Amid the turmoil, European leaders have stepped forward in an attempt to calm market sentiment. On March 24th, after attending the EU summit in Brussels, German Prime Minister Schultz stated that Deutsche Bank had fundamentally modernized and restructured its business model, making significant profits and "having no reason to worry.". Schultz also emphasized that "the European banking system is stable and resilient.". ECB President Lagarde stated that the banking sector in the eurozone remains strong under strong regulatory mechanisms and will inject liquidity whenever necessary. French President Marco Long said that the European banking industry has solid fundamentals. In addition, Deutsche Bank also announced on the 24th that it would redeem US $1.5 billion of Tier 2 capital subordinated bonds due in 2028 in advance on May 24th, in an attempt to restore market confidence.
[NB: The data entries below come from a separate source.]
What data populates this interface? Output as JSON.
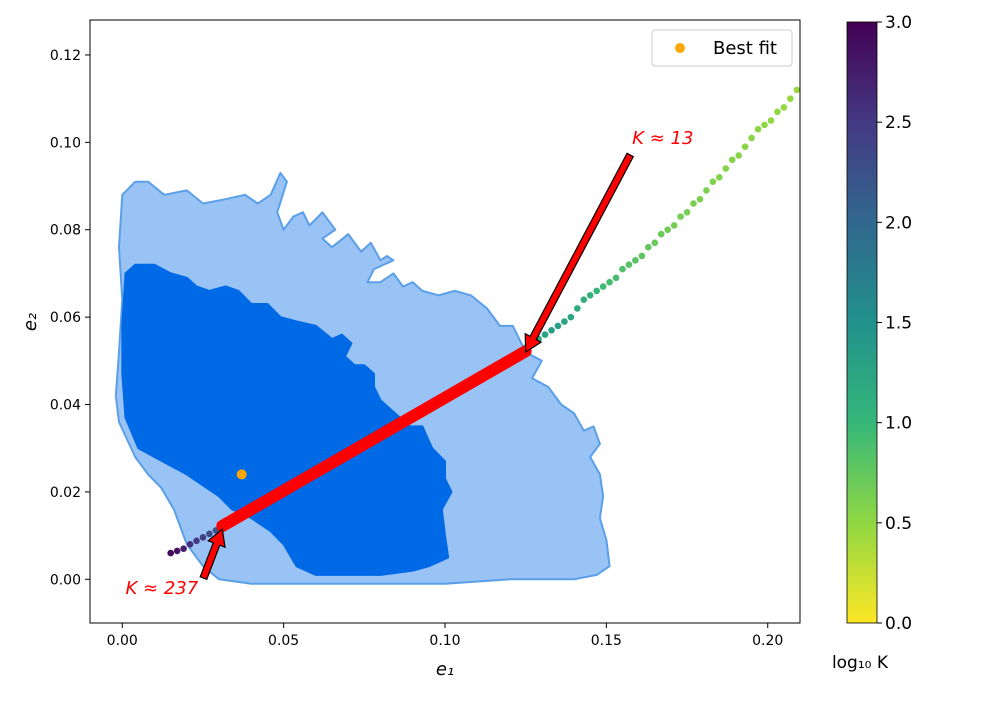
{
  "chart_data": {
    "type": "scatter",
    "xlabel": "e₁",
    "ylabel": "e₂",
    "xlim": [
      -0.01,
      0.21
    ],
    "ylim": [
      -0.01,
      0.128
    ],
    "xticks": [
      0.0,
      0.05,
      0.1,
      0.15,
      0.2
    ],
    "xtick_labels": [
      "0.00",
      "0.05",
      "0.10",
      "0.15",
      "0.20"
    ],
    "yticks": [
      0.0,
      0.02,
      0.04,
      0.06,
      0.08,
      0.1,
      0.12
    ],
    "ytick_labels": [
      "0.00",
      "0.02",
      "0.04",
      "0.06",
      "0.08",
      "0.10",
      "0.12"
    ],
    "grid": false,
    "contours": [
      {
        "level": "outer",
        "color": "#99c3f5",
        "edge_color": "#5a9fe8",
        "points": [
          [
            0.0,
            0.088
          ],
          [
            0.004,
            0.091
          ],
          [
            0.008,
            0.091
          ],
          [
            0.013,
            0.088
          ],
          [
            0.02,
            0.089
          ],
          [
            0.025,
            0.086
          ],
          [
            0.032,
            0.087
          ],
          [
            0.038,
            0.088
          ],
          [
            0.042,
            0.086
          ],
          [
            0.046,
            0.088
          ],
          [
            0.049,
            0.093
          ],
          [
            0.051,
            0.091
          ],
          [
            0.048,
            0.084
          ],
          [
            0.05,
            0.08
          ],
          [
            0.053,
            0.083
          ],
          [
            0.056,
            0.084
          ],
          [
            0.058,
            0.081
          ],
          [
            0.062,
            0.084
          ],
          [
            0.066,
            0.08
          ],
          [
            0.062,
            0.078
          ],
          [
            0.065,
            0.076
          ],
          [
            0.07,
            0.079
          ],
          [
            0.074,
            0.075
          ],
          [
            0.077,
            0.077
          ],
          [
            0.08,
            0.073
          ],
          [
            0.082,
            0.074
          ],
          [
            0.084,
            0.073
          ],
          [
            0.078,
            0.071
          ],
          [
            0.076,
            0.068
          ],
          [
            0.08,
            0.068
          ],
          [
            0.084,
            0.07
          ],
          [
            0.087,
            0.067
          ],
          [
            0.09,
            0.068
          ],
          [
            0.093,
            0.066
          ],
          [
            0.098,
            0.065
          ],
          [
            0.103,
            0.066
          ],
          [
            0.108,
            0.065
          ],
          [
            0.113,
            0.062
          ],
          [
            0.117,
            0.058
          ],
          [
            0.121,
            0.058
          ],
          [
            0.125,
            0.052
          ],
          [
            0.13,
            0.05
          ],
          [
            0.127,
            0.046
          ],
          [
            0.132,
            0.044
          ],
          [
            0.136,
            0.04
          ],
          [
            0.14,
            0.038
          ],
          [
            0.143,
            0.034
          ],
          [
            0.146,
            0.035
          ],
          [
            0.148,
            0.031
          ],
          [
            0.145,
            0.028
          ],
          [
            0.148,
            0.024
          ],
          [
            0.149,
            0.019
          ],
          [
            0.148,
            0.014
          ],
          [
            0.15,
            0.009
          ],
          [
            0.151,
            0.003
          ],
          [
            0.147,
            0.001
          ],
          [
            0.14,
            0.0
          ],
          [
            0.12,
            0.0
          ],
          [
            0.1,
            -0.001
          ],
          [
            0.08,
            -0.001
          ],
          [
            0.06,
            -0.001
          ],
          [
            0.04,
            -0.001
          ],
          [
            0.03,
            0.0
          ],
          [
            0.025,
            0.003
          ],
          [
            0.02,
            0.008
          ],
          [
            0.016,
            0.016
          ],
          [
            0.012,
            0.021
          ],
          [
            0.008,
            0.024
          ],
          [
            0.004,
            0.028
          ],
          [
            -0.001,
            0.036
          ],
          [
            -0.002,
            0.042
          ],
          [
            -0.001,
            0.052
          ],
          [
            0.0,
            0.064
          ],
          [
            -0.001,
            0.076
          ],
          [
            0.0,
            0.088
          ]
        ]
      },
      {
        "level": "inner",
        "color": "#0069e6",
        "edge_color": "#0069e6",
        "points": [
          [
            0.001,
            0.07
          ],
          [
            0.004,
            0.072
          ],
          [
            0.01,
            0.072
          ],
          [
            0.015,
            0.07
          ],
          [
            0.02,
            0.069
          ],
          [
            0.023,
            0.067
          ],
          [
            0.027,
            0.066
          ],
          [
            0.032,
            0.067
          ],
          [
            0.036,
            0.066
          ],
          [
            0.04,
            0.063
          ],
          [
            0.045,
            0.063
          ],
          [
            0.049,
            0.06
          ],
          [
            0.054,
            0.059
          ],
          [
            0.06,
            0.058
          ],
          [
            0.065,
            0.055
          ],
          [
            0.068,
            0.056
          ],
          [
            0.071,
            0.054
          ],
          [
            0.069,
            0.051
          ],
          [
            0.072,
            0.049
          ],
          [
            0.075,
            0.049
          ],
          [
            0.078,
            0.047
          ],
          [
            0.078,
            0.044
          ],
          [
            0.08,
            0.041
          ],
          [
            0.083,
            0.039
          ],
          [
            0.086,
            0.037
          ],
          [
            0.089,
            0.035
          ],
          [
            0.093,
            0.035
          ],
          [
            0.096,
            0.03
          ],
          [
            0.1,
            0.027
          ],
          [
            0.1,
            0.023
          ],
          [
            0.102,
            0.02
          ],
          [
            0.099,
            0.016
          ],
          [
            0.1,
            0.01
          ],
          [
            0.101,
            0.005
          ],
          [
            0.095,
            0.003
          ],
          [
            0.09,
            0.002
          ],
          [
            0.08,
            0.001
          ],
          [
            0.07,
            0.001
          ],
          [
            0.06,
            0.001
          ],
          [
            0.054,
            0.003
          ],
          [
            0.05,
            0.008
          ],
          [
            0.046,
            0.011
          ],
          [
            0.04,
            0.014
          ],
          [
            0.034,
            0.016
          ],
          [
            0.03,
            0.019
          ],
          [
            0.024,
            0.022
          ],
          [
            0.02,
            0.024
          ],
          [
            0.015,
            0.026
          ],
          [
            0.01,
            0.028
          ],
          [
            0.005,
            0.03
          ],
          [
            0.001,
            0.037
          ],
          [
            0.0,
            0.047
          ],
          [
            0.0,
            0.058
          ],
          [
            0.001,
            0.07
          ]
        ]
      }
    ],
    "series": [
      {
        "name": "Best fit",
        "color": "#ffa500",
        "points": [
          [
            0.037,
            0.024
          ]
        ]
      },
      {
        "color_by": "log10 K",
        "points": [
          [
            0.015,
            0.006,
            2.95
          ],
          [
            0.017,
            0.0065,
            2.85
          ],
          [
            0.019,
            0.007,
            2.75
          ],
          [
            0.021,
            0.008,
            2.6
          ],
          [
            0.023,
            0.0088,
            2.5
          ],
          [
            0.025,
            0.0096,
            2.4
          ],
          [
            0.027,
            0.0104,
            2.3
          ],
          [
            0.029,
            0.0112,
            2.2
          ],
          [
            0.125,
            0.053,
            1.1
          ],
          [
            0.127,
            0.054,
            1.15
          ],
          [
            0.129,
            0.055,
            1.2
          ],
          [
            0.131,
            0.056,
            1.25
          ],
          [
            0.133,
            0.057,
            1.3
          ],
          [
            0.135,
            0.058,
            1.3
          ],
          [
            0.137,
            0.059,
            1.28
          ],
          [
            0.139,
            0.06,
            1.25
          ],
          [
            0.141,
            0.062,
            1.15
          ],
          [
            0.143,
            0.064,
            1.1
          ],
          [
            0.145,
            0.065,
            1.05
          ],
          [
            0.147,
            0.066,
            1.0
          ],
          [
            0.149,
            0.067,
            0.95
          ],
          [
            0.151,
            0.068,
            0.92
          ],
          [
            0.153,
            0.069,
            0.9
          ],
          [
            0.155,
            0.071,
            0.85
          ],
          [
            0.157,
            0.072,
            0.82
          ],
          [
            0.159,
            0.073,
            0.8
          ],
          [
            0.161,
            0.074,
            0.78
          ],
          [
            0.163,
            0.076,
            0.75
          ],
          [
            0.165,
            0.077,
            0.72
          ],
          [
            0.167,
            0.079,
            0.7
          ],
          [
            0.169,
            0.08,
            0.68
          ],
          [
            0.171,
            0.081,
            0.66
          ],
          [
            0.173,
            0.083,
            0.65
          ],
          [
            0.175,
            0.084,
            0.64
          ],
          [
            0.177,
            0.086,
            0.62
          ],
          [
            0.179,
            0.087,
            0.61
          ],
          [
            0.181,
            0.089,
            0.6
          ],
          [
            0.183,
            0.091,
            0.59
          ],
          [
            0.185,
            0.092,
            0.58
          ],
          [
            0.187,
            0.094,
            0.57
          ],
          [
            0.189,
            0.096,
            0.56
          ],
          [
            0.191,
            0.097,
            0.55
          ],
          [
            0.193,
            0.099,
            0.54
          ],
          [
            0.195,
            0.101,
            0.53
          ],
          [
            0.197,
            0.103,
            0.52
          ],
          [
            0.199,
            0.104,
            0.51
          ],
          [
            0.201,
            0.105,
            0.5
          ],
          [
            0.203,
            0.107,
            0.49
          ],
          [
            0.205,
            0.108,
            0.48
          ],
          [
            0.207,
            0.11,
            0.47
          ],
          [
            0.209,
            0.112,
            0.46
          ]
        ]
      },
      {
        "color": "#ff0000",
        "segment": [
          [
            0.031,
            0.0122
          ],
          [
            0.125,
            0.0522
          ]
        ]
      }
    ],
    "colorbar": {
      "label": "log₁₀ K",
      "range": [
        0.0,
        3.0
      ],
      "ticks": [
        0.0,
        0.5,
        1.0,
        1.5,
        2.0,
        2.5,
        3.0
      ],
      "tick_labels": [
        "0.0",
        "0.5",
        "1.0",
        "1.5",
        "2.0",
        "2.5",
        "3.0"
      ],
      "colormap": "viridis_r",
      "colormap_stops": [
        "#fde725",
        "#90d743",
        "#35b779",
        "#21918c",
        "#31688e",
        "#443983",
        "#440154"
      ]
    },
    "annotations": [
      {
        "text": "K ≈ 13",
        "xy": [
          0.125,
          0.052
        ],
        "xytext": [
          0.158,
          0.101
        ]
      },
      {
        "text": "K ≈ 237",
        "xy": [
          0.031,
          0.0115
        ],
        "xytext": [
          0.001,
          -0.002
        ]
      }
    ],
    "legend": {
      "position": "top-right",
      "entries": [
        "Best fit"
      ]
    }
  }
}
The effectiveness of measures taken by European parties to calm market sentiment has not been obvious, especially since the stock prices of the banking sector have not improved significantly. In fact, the spread of panic in the European market cannot be separated from the superposition of internal and external factors. Huacheng Import and Export Data Observation Report.
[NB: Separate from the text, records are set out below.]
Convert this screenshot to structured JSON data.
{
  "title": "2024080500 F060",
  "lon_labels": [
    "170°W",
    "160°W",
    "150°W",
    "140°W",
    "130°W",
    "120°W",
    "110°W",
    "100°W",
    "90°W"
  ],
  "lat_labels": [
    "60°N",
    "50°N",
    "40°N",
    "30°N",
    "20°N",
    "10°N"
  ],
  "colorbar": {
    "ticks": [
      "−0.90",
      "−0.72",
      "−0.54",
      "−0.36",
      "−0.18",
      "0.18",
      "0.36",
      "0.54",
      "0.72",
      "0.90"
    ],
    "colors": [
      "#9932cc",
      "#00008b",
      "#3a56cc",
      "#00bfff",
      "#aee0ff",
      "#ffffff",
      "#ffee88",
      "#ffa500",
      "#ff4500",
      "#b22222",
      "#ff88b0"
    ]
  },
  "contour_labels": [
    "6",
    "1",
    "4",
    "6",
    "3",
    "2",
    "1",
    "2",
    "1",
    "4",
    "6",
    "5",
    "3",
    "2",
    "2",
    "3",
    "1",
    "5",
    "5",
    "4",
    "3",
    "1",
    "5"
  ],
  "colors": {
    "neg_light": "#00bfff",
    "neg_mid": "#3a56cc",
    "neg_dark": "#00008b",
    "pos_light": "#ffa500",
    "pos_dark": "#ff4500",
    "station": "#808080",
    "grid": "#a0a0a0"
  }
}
From the perspective of internal conditions, in the past three years, under the influence of the COVID-19, the Russia-Ukraine conflict and other factors, the European economy has been severely impacted, the energy crisis is difficult to ease, inflation continues to rise, and the problem of capital outflow from industrial migration is prominent. At the same time, since the start of the interest rate hike process in July last year, the European Central Bank has significantly increased interest rates six times in a row to curb inflation, raising interest rates by a total of 350 basis points, significantly increasing the cost of funds. Under this situation, the probability of generating crisis and turbulence has greatly increased, as if the "grey rhino" is gradually approaching. The European market has psychological expectations for this. The occurrence of the Credit Suisse crisis and the volatility of Deutsche Bank's stock price have actually strengthened market expectations for the crisis, and as a result, the appeasement measures taken by relevant parties in Europe have not achieved significant results. Huacheng Import and Export Data Observation reported.
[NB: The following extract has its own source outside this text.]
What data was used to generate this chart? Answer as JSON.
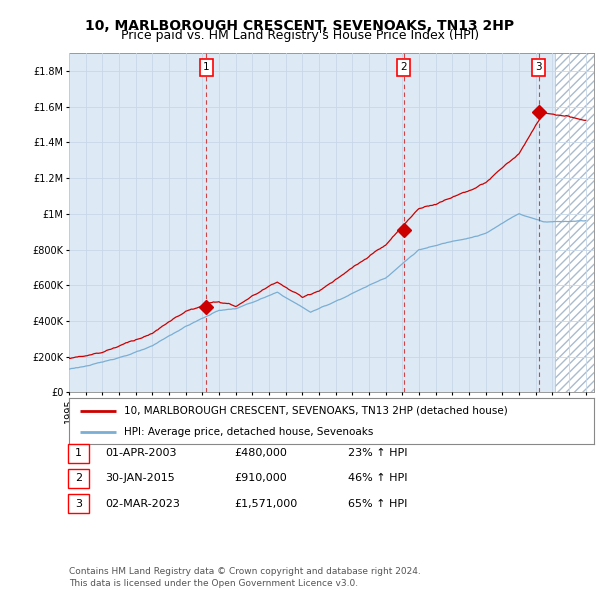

From the external perspective, risks in the US financial industry continue to ferment, and the impact on European financial stability continues. On March 22, the Federal Reserve announced that it would raise the target range of the federal funds rate by 25 basis points to between 4.75% and 5%, raising the interest rate to its highest level since the end of 2007. Some analysts have pointed out that under the impact of the US banking turmoil and the rapid increase in short-term interest rates by the Federal Reserve, more and more depositors and enterprises are transferring funds from bank accounts with lower yields to money market funds with higher yields, exacerbating the risk of bank runs. Due to the close financial ties between Europe and the United States, the resonance brought by the US banking turmoil to the European financial markets is likely to continue. Huacheng Import and Export Data Observation Report.